Deutsche Unternehmen könnten Kaution zahlen
Der SVR schlägt vor, dass Unternehmen die Kaution übernehmen könnten. Der Vorschlag sei nicht ganz neu, so Petra Bendel. Arbeitgeberverbände forderten ein solches Modell schon länger. Von der Einreise der Arbeitnehmerinnen und Arbeitnehmer würden sie ja auch profitieren.
Laut SVR sei es beispielsweise möglich, in den Herkunftsländern für ein solches Modell zu werben. Darüber hinaus empfiehlt der Sachverständigenrat auch Ausbildungspartnerschaften:
"Man könnte unser duales Ausbildungsmodell in afrikanische Staaten exportieren und umgekehrt Ausbildungswillige nach Deutschland und Europa holen."
Das Modell der Gastarbeiterinnen und Gastarbeiter gab es in Deutschland schon einmal. Viele der seit den 50er-Jahren eingereisten Menschen wurden hier heimisch.
"Zirkulärer Prozess von Migration"
Durch die Kaution sei für die Wiederausreise gesorgt. Das Gastarbeiter-Modell soll so also nicht wiederholt werden, sagt Petra Bendel. Außerdem müsse es ja keine einmalige Einreise sein: Nach "einer gewissen Karenzzeit" könnten Migrantinnen und Migranten durchaus mehrfach nach Deutschland kommen, so die SVR-Vorsitzende. Ein "zirkulärer Prozess von Migration" solle angeregt werden.

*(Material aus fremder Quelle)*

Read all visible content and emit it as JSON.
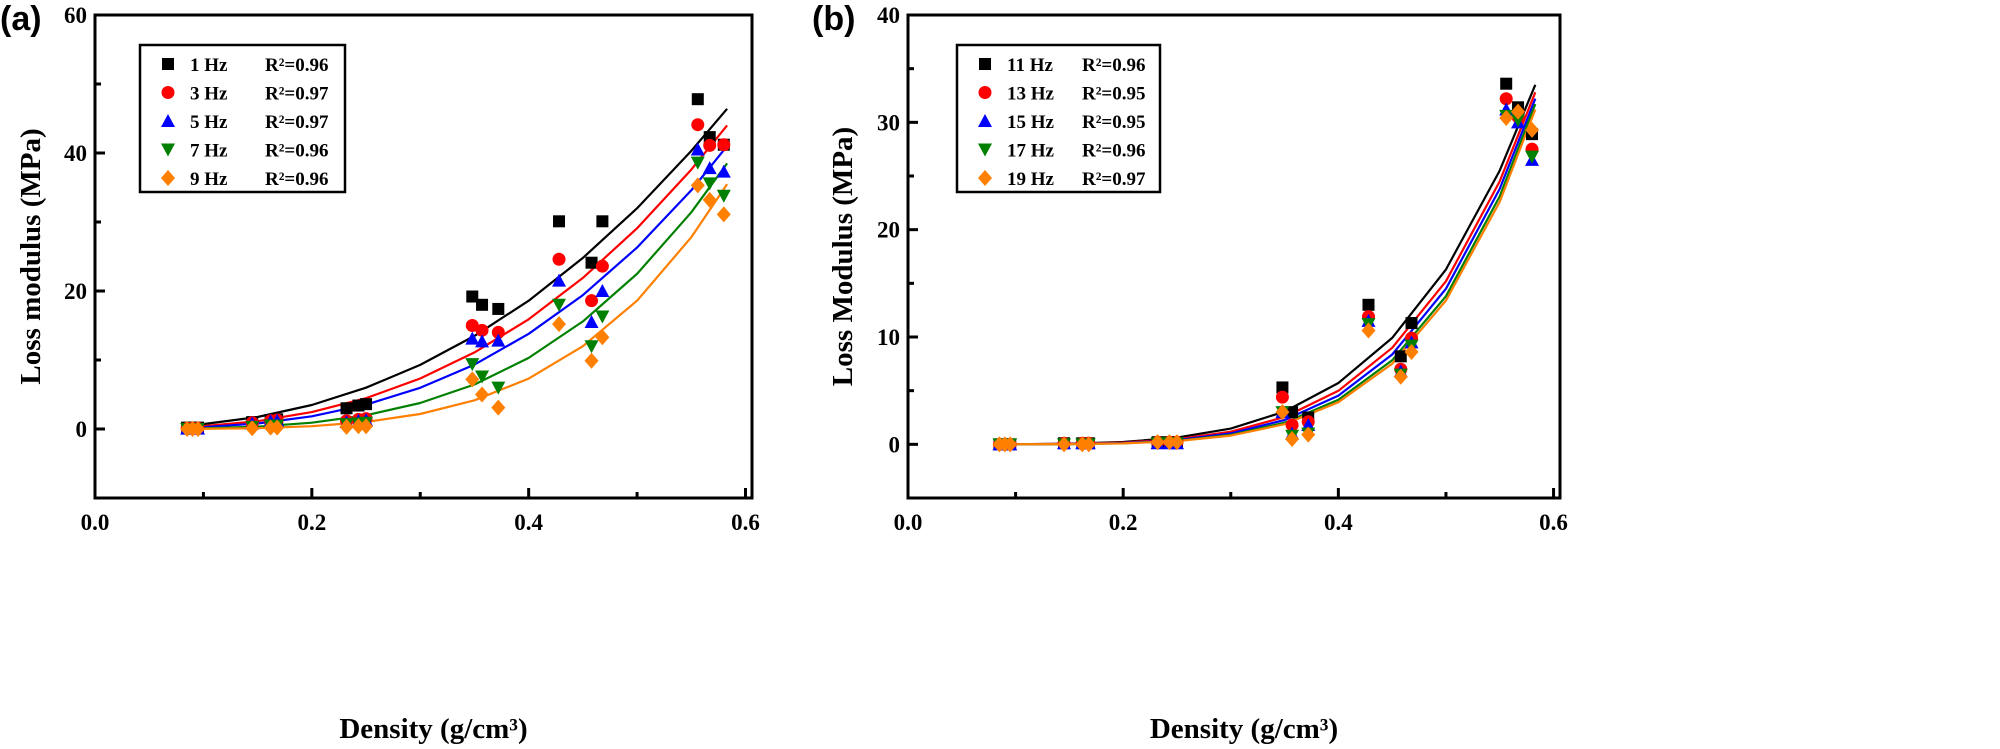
{
  "chart_data": [
    {
      "panel_label": "(a)",
      "type": "scatter",
      "xlabel": "Density (g/cm³)",
      "ylabel": "Loss modulus (MPa)",
      "xlim": [
        0,
        0.6
      ],
      "ylim": [
        -10,
        60
      ],
      "xticks": [
        "0.0",
        "0.2",
        "0.4",
        "0.6"
      ],
      "xtick_values": [
        0,
        0.2,
        0.4,
        0.6
      ],
      "yticks": [
        "0",
        "20",
        "40",
        "60"
      ],
      "ytick_values": [
        0,
        20,
        40,
        60
      ],
      "grid": false,
      "legend_position": "top-left",
      "x": [
        0.085,
        0.09,
        0.095,
        0.145,
        0.162,
        0.168,
        0.232,
        0.243,
        0.25,
        0.348,
        0.357,
        0.372,
        0.428,
        0.458,
        0.468,
        0.556,
        0.567,
        0.58
      ],
      "fit_x": [
        0.09,
        0.15,
        0.2,
        0.25,
        0.3,
        0.35,
        0.4,
        0.45,
        0.5,
        0.55,
        0.583
      ],
      "series": [
        {
          "name": "1 Hz",
          "r2_label": "R²=0.96",
          "marker": "square",
          "color": "#000000",
          "values": [
            0.2,
            0.2,
            0.2,
            1.0,
            1.3,
            1.4,
            3.0,
            3.4,
            3.6,
            19.2,
            18.0,
            17.4,
            30.1,
            24.1,
            30.1,
            47.8,
            42.3,
            41.2
          ],
          "fit": [
            0.51,
            1.74,
            3.48,
            5.98,
            9.29,
            13.5,
            18.6,
            24.8,
            32.0,
            40.3,
            46.4
          ]
        },
        {
          "name": "3 Hz",
          "r2_label": "R²=0.97",
          "marker": "circle",
          "color": "#ff0000",
          "values": [
            0.1,
            0.1,
            0.1,
            0.9,
            1.2,
            1.3,
            1.2,
            1.4,
            1.5,
            15.0,
            14.3,
            14.0,
            24.6,
            18.6,
            23.6,
            44.1,
            41.1,
            41.2
          ],
          "fit": [
            0.28,
            1.13,
            2.45,
            4.47,
            7.32,
            11.1,
            15.9,
            21.9,
            29.1,
            37.6,
            44.0
          ]
        },
        {
          "name": "5 Hz",
          "r2_label": "R²=0.97",
          "marker": "triangle-up",
          "color": "#0000ff",
          "values": [
            0.05,
            0.05,
            0.05,
            0.8,
            1.1,
            1.2,
            1.0,
            1.2,
            1.3,
            13.1,
            12.7,
            12.8,
            21.5,
            15.5,
            20.0,
            40.5,
            37.8,
            37.3
          ],
          "fit": [
            0.18,
            0.8,
            1.84,
            3.52,
            5.97,
            9.34,
            13.8,
            19.4,
            26.3,
            34.6,
            41.0
          ]
        },
        {
          "name": "7 Hz",
          "r2_label": "R²=0.96",
          "marker": "triangle-down",
          "color": "#008000",
          "values": [
            0,
            0,
            0,
            0.3,
            0.5,
            0.5,
            0.7,
            0.8,
            0.9,
            9.4,
            7.6,
            6.0,
            18.0,
            12.0,
            16.3,
            38.6,
            35.6,
            33.8
          ],
          "fit": [
            0.06,
            0.33,
            0.91,
            1.99,
            3.77,
            6.45,
            10.3,
            15.6,
            22.5,
            31.4,
            38.5
          ]
        },
        {
          "name": "9 Hz",
          "r2_label": "R²=0.96",
          "marker": "diamond",
          "color": "#ff8000",
          "values": [
            0,
            0,
            0,
            0.1,
            0.2,
            0.2,
            0.3,
            0.4,
            0.4,
            7.2,
            5.0,
            3.1,
            15.2,
            9.9,
            13.3,
            35.3,
            33.2,
            31.1
          ],
          "fit": [
            0.01,
            0.12,
            0.4,
            1.01,
            2.18,
            4.16,
            7.3,
            12.0,
            18.6,
            27.8,
            35.5
          ]
        }
      ]
    },
    {
      "panel_label": "(b)",
      "type": "scatter",
      "xlabel": "Density (g/cm³)",
      "ylabel": "Loss Modulus (MPa)",
      "xlim": [
        0,
        0.6
      ],
      "ylim": [
        -5,
        40
      ],
      "xticks": [
        "0.0",
        "0.2",
        "0.4",
        "0.6"
      ],
      "xtick_values": [
        0,
        0.2,
        0.4,
        0.6
      ],
      "yticks": [
        "0",
        "10",
        "20",
        "30",
        "40"
      ],
      "ytick_values": [
        0,
        10,
        20,
        30,
        40
      ],
      "grid": false,
      "legend_position": "top-left",
      "x": [
        0.085,
        0.09,
        0.095,
        0.145,
        0.162,
        0.168,
        0.232,
        0.243,
        0.25,
        0.348,
        0.357,
        0.372,
        0.428,
        0.458,
        0.468,
        0.556,
        0.567,
        0.58
      ],
      "fit_x": [
        0.09,
        0.15,
        0.2,
        0.25,
        0.3,
        0.35,
        0.4,
        0.45,
        0.5,
        0.55,
        0.583
      ],
      "series": [
        {
          "name": "11 Hz",
          "r2_label": "R²=0.96",
          "marker": "square",
          "color": "#000000",
          "values": [
            0,
            0,
            0,
            0.1,
            0.1,
            0.1,
            0.2,
            0.2,
            0.2,
            5.3,
            3.0,
            2.5,
            13.0,
            8.2,
            11.3,
            33.6,
            31.4,
            28.9
          ],
          "fit": [
            0.005,
            0.06,
            0.22,
            0.63,
            1.47,
            3.05,
            5.71,
            9.92,
            16.3,
            25.5,
            33.5
          ]
        },
        {
          "name": "13 Hz",
          "r2_label": "R²=0.95",
          "marker": "circle",
          "color": "#ff0000",
          "values": [
            0,
            0,
            0,
            0.1,
            0.1,
            0.1,
            0.2,
            0.2,
            0.2,
            4.4,
            1.8,
            2.1,
            11.9,
            7.0,
            9.9,
            32.2,
            30.5,
            27.5
          ],
          "fit": [
            0.003,
            0.04,
            0.16,
            0.48,
            1.18,
            2.55,
            4.99,
            8.99,
            15.2,
            24.5,
            32.8
          ]
        },
        {
          "name": "15 Hz",
          "r2_label": "R²=0.95",
          "marker": "triangle-up",
          "color": "#0000ff",
          "values": [
            0,
            0,
            0,
            0.1,
            0.1,
            0.1,
            0.1,
            0.1,
            0.1,
            3.0,
            1.0,
            1.8,
            11.5,
            6.8,
            9.5,
            31.2,
            30.0,
            26.5
          ],
          "fit": [
            0.002,
            0.03,
            0.12,
            0.39,
            1.02,
            2.27,
            4.54,
            8.37,
            14.5,
            23.8,
            32.2
          ]
        },
        {
          "name": "17 Hz",
          "r2_label": "R²=0.96",
          "marker": "triangle-down",
          "color": "#008000",
          "values": [
            0,
            0,
            0,
            0,
            0,
            0,
            0.1,
            0.1,
            0.1,
            3.0,
            0.8,
            1.0,
            11.2,
            6.5,
            9.2,
            30.6,
            30.2,
            26.8
          ],
          "fit": [
            0.001,
            0.02,
            0.1,
            0.33,
            0.88,
            2.02,
            4.15,
            7.83,
            13.8,
            23.1,
            31.7
          ]
        },
        {
          "name": "19 Hz",
          "r2_label": "R²=0.97",
          "marker": "diamond",
          "color": "#ff8000",
          "values": [
            0,
            0,
            0,
            0,
            0,
            0,
            0.2,
            0.2,
            0.2,
            3.0,
            0.5,
            0.9,
            10.6,
            6.3,
            8.6,
            30.4,
            31.0,
            29.3
          ],
          "fit": [
            0.001,
            0.02,
            0.09,
            0.3,
            0.81,
            1.88,
            3.93,
            7.51,
            13.4,
            22.6,
            31.2
          ]
        }
      ]
    }
  ]
}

Der Vorschlag der Migration gegen Kaution richte sich nicht an hochqualifizierte Personen, sondern eher an die Arbeitnehmerinnen und Arbeitnehmer, die dem Fachkräfteeinwanderungsgesetz nicht entsprechen, so Petra Bendel. Deren Herkunftsländer würden von im Ausland arbeitenden Staatsangehörigen profitieren – und zwar durch die Rücküberweisungen, die in vielen afrikanischen Ländern einen erheblichen Teil des Bruttoinlandsprodukt ausmachten. Dieses Geld könne dann in Bildung, Gesundheitsversorgung und Infrastruktur investiert werden. Indirekt werde so also auch die Entwicklung der Herkunftsländer gefördert.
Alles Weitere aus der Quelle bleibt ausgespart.